Prompt:     'Write a Python function that finds all prime numbers up to n using'
Model used: claude-sonnet-4-5 (confidence: 0.881)

Prompt:     'A company has three products with different margin profiles. Walk me'
Model used: claude-opus-4-6 (confidence: 0.864)

Prompt:     'Write a short poem about the feeling of debugging code at 2am.'
Model used: gpt-4o (confidence: 0.791)

Cost impact

The savings depend on your traffic mix, but routing even 40% of requests to a cheaper model has a large effect at scale.
ScenarioWithout routingWith routing
1M requests/day, all to claude-opus~$15,000/day
50% simple, 30% coding, 20% reasoning~$15,000/day~$4,800/day
Savings~68%
The classify call itself adds a small latency cost (typically 50–150ms) and a negligible token cost — far less than the savings from routing simple requests away from expensive models.

Tips for production

Start with two tiers

A simple fast / powerful split is easier to tune than four labels. Add more tiers once you have data on where the boundaries actually fall in your traffic.

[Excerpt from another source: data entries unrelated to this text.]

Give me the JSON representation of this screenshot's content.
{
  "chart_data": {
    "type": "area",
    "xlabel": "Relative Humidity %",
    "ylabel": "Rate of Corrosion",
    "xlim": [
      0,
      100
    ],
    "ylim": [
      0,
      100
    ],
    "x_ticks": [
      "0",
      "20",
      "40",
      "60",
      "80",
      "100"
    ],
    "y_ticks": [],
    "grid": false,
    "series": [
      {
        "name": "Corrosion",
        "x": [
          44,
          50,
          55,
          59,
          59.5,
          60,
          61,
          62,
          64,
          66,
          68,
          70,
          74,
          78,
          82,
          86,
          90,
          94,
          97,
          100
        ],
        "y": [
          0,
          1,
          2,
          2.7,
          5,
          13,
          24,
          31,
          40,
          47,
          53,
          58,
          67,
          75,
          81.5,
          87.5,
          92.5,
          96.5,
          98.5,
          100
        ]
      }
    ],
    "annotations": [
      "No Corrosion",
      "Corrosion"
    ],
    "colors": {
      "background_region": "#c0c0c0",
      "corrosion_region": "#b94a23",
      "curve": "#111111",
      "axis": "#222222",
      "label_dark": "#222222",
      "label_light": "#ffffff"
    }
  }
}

Log every routing decision

Store prompt, top_label, scores, and model_used for every request. After a week you’ll see exactly where the classifier is uncertain and whether those requests actually needed a more powerful model.

Set a sensible fallback

When confidence is low, fall back to a capable middle-tier model rather than the cheapest or the most expensive. Uncertain inputs rarely need your best model, but they do need something reliable.

Overlap is a signal, not a bug

If coding and reasoning frequently score close together, that’s telling you something about your traffic — complex coding tasks genuinely sit at the boundary. Consider merging them or adding a dedicated label.